Hiçbir canlıyı geride bırakmadan doğaya iyi bakmak, israfı azaltmak, geri dönüşümü artırmak, güvenli gıdayı, temiz suyu sağlamak hepimizin ortak sorumluluğu. Gelin geleceği ve gezegeni beslemek odağında siz de bir iklim iyimseri olun.
2007 yılından beri Milliyet gazetesi yazarı olarak beslenme konusunda farkındalık yaratmaya çalışıyor, güncel araştırmalar ile çok yönlü değerlendirmeler yapıyorum…
Uzun yıllardır “size iyi gelen gezegene de iyi gelsin” diyerek hem insan sağlığına, hem gezegen sağlığına iyi gelen alışkanlıklar konusunda farkındalık yaratmayı hedefliyorum.
Çünkü biliyorum ki toprak, hava, su hasta iken insan sağlığından bahsetmek maalesef mümkün değil. Ben beslenme uzmanın sorumluluğunun sadece birey sağlığı değil, aynı zamanda toplum ve gezegen sağlığını iyileştirmek olduğunu düşünüyor ve bunun için tüm çabamla çalışıyorum, öyle ki gezegenin dilinden konuşmak kıymetli.
Uzun zamandır BM Gıda ve Tarım Örgütü (FAO) ile açlığa son hedefi için çalışıyorum. Bu alanda pek çok kadın çiftçiye, kadın kooperatifimize, yerel yönetimler ve belediye gruplarına eğitimler verdim. Mesleğimde 30. yılı doldururken ben de sadece bir beslenme uzmanı değil Sürdürülebilir Yaşam Elçisi ve İyi Yaşam Anlatıcısı-Uygulayıcısı oldum diyebilirim. İyi yaşamdan sürdürülebilir yaşama evrilen bu yolculuğumda “dönüşüm” her zaman ilham kaynağım oldu.

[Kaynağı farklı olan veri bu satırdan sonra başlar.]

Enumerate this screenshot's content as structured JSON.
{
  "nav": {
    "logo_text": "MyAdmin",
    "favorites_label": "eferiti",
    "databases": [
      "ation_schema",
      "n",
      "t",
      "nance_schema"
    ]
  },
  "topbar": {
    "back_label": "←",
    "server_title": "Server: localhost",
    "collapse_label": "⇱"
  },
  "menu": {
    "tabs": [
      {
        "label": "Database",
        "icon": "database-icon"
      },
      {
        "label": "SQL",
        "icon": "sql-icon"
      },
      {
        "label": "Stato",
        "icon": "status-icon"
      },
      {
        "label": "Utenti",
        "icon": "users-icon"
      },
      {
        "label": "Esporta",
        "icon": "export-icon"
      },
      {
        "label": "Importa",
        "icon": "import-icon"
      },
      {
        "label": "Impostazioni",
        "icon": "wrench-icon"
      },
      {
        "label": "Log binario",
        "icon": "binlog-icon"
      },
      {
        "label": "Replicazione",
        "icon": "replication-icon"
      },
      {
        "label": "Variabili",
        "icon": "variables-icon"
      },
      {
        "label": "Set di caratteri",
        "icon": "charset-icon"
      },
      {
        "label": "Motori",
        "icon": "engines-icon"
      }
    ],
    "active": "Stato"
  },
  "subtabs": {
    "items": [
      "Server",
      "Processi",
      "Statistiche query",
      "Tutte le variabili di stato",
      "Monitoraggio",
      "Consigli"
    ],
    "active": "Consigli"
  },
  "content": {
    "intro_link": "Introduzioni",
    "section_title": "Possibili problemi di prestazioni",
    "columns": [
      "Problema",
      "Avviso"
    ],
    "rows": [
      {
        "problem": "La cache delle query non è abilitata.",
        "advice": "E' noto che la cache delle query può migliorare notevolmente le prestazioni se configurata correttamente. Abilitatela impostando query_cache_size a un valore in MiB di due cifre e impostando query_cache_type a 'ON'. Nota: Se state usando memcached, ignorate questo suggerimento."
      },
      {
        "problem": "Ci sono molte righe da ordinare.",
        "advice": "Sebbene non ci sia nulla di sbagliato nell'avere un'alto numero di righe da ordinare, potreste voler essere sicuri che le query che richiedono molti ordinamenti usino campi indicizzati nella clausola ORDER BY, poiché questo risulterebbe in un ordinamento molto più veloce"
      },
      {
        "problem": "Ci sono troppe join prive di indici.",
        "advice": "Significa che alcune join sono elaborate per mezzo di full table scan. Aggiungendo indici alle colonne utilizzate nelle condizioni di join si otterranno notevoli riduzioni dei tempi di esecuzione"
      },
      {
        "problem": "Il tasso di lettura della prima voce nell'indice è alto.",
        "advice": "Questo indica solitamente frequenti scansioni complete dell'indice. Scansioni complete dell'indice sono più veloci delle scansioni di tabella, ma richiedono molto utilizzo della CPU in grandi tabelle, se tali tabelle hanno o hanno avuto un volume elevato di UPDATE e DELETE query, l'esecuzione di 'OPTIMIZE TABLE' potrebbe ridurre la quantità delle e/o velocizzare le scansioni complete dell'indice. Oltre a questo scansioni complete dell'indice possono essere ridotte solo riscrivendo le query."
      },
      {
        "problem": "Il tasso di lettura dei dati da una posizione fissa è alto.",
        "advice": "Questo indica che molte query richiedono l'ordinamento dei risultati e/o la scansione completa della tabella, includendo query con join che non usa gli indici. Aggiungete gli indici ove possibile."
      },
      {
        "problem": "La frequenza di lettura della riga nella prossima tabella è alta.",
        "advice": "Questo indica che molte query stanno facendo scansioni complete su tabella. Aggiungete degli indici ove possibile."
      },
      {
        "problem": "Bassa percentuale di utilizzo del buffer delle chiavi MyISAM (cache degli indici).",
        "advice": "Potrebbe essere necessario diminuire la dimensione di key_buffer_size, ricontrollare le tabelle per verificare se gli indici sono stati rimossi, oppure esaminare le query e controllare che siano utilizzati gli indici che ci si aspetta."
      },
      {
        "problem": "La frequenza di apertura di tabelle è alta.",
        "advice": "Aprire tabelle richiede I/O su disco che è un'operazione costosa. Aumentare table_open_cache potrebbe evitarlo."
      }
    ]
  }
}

İçinde bulunduğumuz Antroposen Çağı’nda, gezegenimize verdiğimiz zararları hesaba katarak gelişme yollarımızı yeniden tasarlamamız gerek. Herkes bu konuda daha fazla farkındalık sahibi olmalı. Beslenme, 17 Sürdürülebilir Kalkınma Hedefi’nin 12’siyle ilişkili. Tüm bunların bilinciyle seçimleri gözden geçirmek gerekiyor.